Duele. Claro que les duele. Y mucho. ¿Cómo no les va a doler a los hinchas de Central Norte si fueron humillados, vapuleados, abochornados en Santa Fe? El país se rió de ellos. El país vio la decadencia del fútbol salteño en el estadio de Colón, el cual alguna vez vio la epopeya de Gimnasia y Tiro; porque ojo, en la cancha del Sabalero, el cuervo representó a Salta no a otra provincia. De este desastre se deben hacer cargo todos en el Barrio Norte. El primero de ellos, el presidente, y luego toda la CD. 

A Central Norte lo hicieron chico estos dirigentes. Era un grande. Un gigante. Un todo poderoso del norte, pero esta nefasta dirigencia cuerva lo redujo a lo que es hoy; un Central Norte pierde finales; un Central Norte acostumbrado a los fracasos en forma sistemática. Un Central Norte que deambula en la última categoría del fútbol argentino. Un Central Norte que deberá esperar hasta febrero de 2019 para volver a “volar”.
Este es un Central Norte “chiquitito”, absurdamente empequeñecido, y testarudamente obligado a vivir este “invierno” futbolístico, y que pese a ello tiene a esos hinchas incondicionales, capaces de hacer 2000 kilómetros por esos colores. Hoy es lo único que le queda a Central Norte. Su gente. 
 
El papelón en Santa Fe sólo tiene un espejo en el cual mirarse y ocurrido en 1985 cuando el cuervo perdió con Argentinos Juniors en los viejos torneos nacionales. Pasaron 33 años para que la historia se vuelva a repetir. Y si esto ocurrió es porque las cosas se vienen haciendo muy mal desde hace mucho tiempo a esta parte. Esta debacle no es por perder con River Plate que es lógica pura. Esta debacle no tiene freno y se viene cimentando desde hace muchísimo tiempo.   .

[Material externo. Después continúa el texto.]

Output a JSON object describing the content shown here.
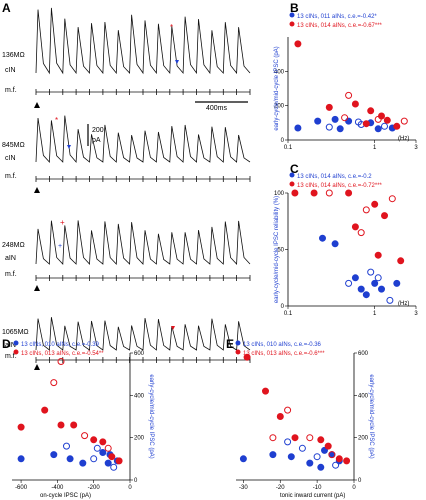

Entiendo las calentura de Matías Ceballos, cómo no la voy a entender si se le cierra la puerta de un laburo, de la posibilidad de jugar; de llevarle de comer a su familia; entiendo la calentura de que a la AFA le importa un bledo el fútbol del interior, que lo está matando con las reformas que propone; y que miles de jugadores se quedan sin trabajo, y con ellos cientos de personas que viven gracias a que la “pelotita” corre en un estadio.

Ahora, también es cierto que si Central Norte está en un camino sin retorno,  en un camino que lo lleva  a la nada misma, a ninguna parte, y esto culpa de los dirigentes y del plantel del último Federal B que no tuvieron la capacidad necesaria para sacar al cuervo del “sótano” del ascenso y hoy con la reforma de los torneos quedó en el fondo del mar.